Welcome to Granatum! This is a graphical single-cell RNA-seq (scRNA-seq) analysis pipeline for genomics scientists. The pipeline will graphically guide you through the analysis of scRNA-seq data, starting from expression and metadata tables. It uses a comprehensive set of modules for quality control / normalization, clustering, differential gene expression / enrichment analysis, protein network interaction visualization, and cell pseudo-time pathway construction.
Note 1: please do not click your browser's "Back" button. To restart the pipeline, click your browser's "Refresh" button.
Note 2: depending on dataset size, some steps may take time. Please allow computations to complete even if your browser appears to hang.
Video tutorial: link to the video
Survey (suggestions are welcome!): link to the survey
Manuscript: link to the manuscript
Manual: download PDF
License: download text
Example human data (Kim, et al. 2016):
Is your data Human or Mouse?
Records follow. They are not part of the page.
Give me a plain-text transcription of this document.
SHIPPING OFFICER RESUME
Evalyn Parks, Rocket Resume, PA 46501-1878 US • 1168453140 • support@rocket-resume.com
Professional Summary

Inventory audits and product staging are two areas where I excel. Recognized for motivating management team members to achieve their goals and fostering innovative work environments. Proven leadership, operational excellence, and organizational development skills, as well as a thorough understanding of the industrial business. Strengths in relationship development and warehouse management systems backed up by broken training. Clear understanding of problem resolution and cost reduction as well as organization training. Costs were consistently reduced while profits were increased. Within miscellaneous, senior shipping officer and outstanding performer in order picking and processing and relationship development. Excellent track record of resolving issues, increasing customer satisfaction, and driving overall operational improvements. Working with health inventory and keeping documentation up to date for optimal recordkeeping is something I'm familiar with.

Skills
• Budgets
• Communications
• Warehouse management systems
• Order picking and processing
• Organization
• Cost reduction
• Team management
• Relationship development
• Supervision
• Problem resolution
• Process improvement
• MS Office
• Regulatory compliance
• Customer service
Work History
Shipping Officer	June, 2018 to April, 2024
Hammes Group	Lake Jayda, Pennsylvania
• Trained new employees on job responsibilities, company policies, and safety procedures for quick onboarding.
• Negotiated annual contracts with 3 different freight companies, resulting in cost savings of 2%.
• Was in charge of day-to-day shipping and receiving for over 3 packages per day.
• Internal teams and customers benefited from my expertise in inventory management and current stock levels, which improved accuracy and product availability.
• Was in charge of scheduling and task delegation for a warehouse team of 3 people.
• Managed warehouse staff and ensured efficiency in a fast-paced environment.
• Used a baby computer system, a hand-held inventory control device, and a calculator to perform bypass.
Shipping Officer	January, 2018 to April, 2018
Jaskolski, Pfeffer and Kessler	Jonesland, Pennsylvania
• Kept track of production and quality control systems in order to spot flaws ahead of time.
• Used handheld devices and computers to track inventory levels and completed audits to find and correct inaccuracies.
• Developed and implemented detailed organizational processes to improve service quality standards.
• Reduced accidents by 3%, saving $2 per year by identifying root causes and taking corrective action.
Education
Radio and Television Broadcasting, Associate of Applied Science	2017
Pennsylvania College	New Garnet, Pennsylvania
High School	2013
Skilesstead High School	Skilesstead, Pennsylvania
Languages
Make a selection under "Species". Then provide your Expression and Metadata tables as comman separated value files.
If you would like to add more datasets, click Add another dataset on the next page.
Remove confounding effects from data generated in batches. Box plots give expression statistics for a random sampling of up to 96 cells. Select a batch grouping label (factor) then click "Remove batch effect". If multiple datasets were separately uploaded, the "dataset" factor can be used.
Remove unusual cells, e.g., those damaged by capture. Select cells by clicking points in the plot and/or using "Auto-identify", then click "Remove selected".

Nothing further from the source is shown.